Os territórios demarcados, e com políticas públicas que garantam a sua integridade ambiental, social e territorial, possibilitam aos povos indígenas construir e viver seus projetos de futuro, suas espiritualidades e culturas. Sem dúvida alguma, a experiência milenar destes povos e a sua pluralidade servem para trazer abundância de vida ao planeta, pois tudo está interligado, como se fôssemos um.

Tudo interligado

Como o ar que respiramos traz o sopro da vida, justiça, terra e paz estão interligadas e são fontes do Bem Viver para os povos indígenas. O que desafina a harmoniosa orquestra da justiça, terra e paz? O aumento da pobreza, das relações desiguais, da injustiça e a fragilidade da vida no planeta.
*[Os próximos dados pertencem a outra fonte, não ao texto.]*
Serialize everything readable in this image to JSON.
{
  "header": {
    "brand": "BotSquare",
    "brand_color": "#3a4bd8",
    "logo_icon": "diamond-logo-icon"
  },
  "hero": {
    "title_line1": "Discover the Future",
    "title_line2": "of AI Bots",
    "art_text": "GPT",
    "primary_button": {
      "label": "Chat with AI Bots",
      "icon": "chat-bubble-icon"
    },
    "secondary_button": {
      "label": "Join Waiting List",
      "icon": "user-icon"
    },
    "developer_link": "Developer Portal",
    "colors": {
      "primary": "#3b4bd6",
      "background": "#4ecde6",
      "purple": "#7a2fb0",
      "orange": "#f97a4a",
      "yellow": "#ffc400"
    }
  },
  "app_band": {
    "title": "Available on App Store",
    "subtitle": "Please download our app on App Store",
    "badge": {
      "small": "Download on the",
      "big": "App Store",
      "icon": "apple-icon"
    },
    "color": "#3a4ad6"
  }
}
É urgente fazer uma crítica ao novo paradigma que o “pós-liberalismo” apresenta: a versão renovada do capitalismo, que se reinventa de forma cada vez mais desumana e que exclui todos os que se colocam na contramão da sociedade individualista, consumista e hedonista. A cultura do descarte deve ser combatida pela proposta de um novo estilo de vida construído pela justiça sobre a terra, em paz, e mirando o horizonte utópico do Bem Viver.

 

*Adaptação livre do texto homônimo em “PORANTIM em defesa da causa indígena”, jornal editado pelo Conselho Indigenista Missionário (CIMI), organismo vinculado à Conferência Nacional dos Bispos do Brasil (CNBB), março-2018.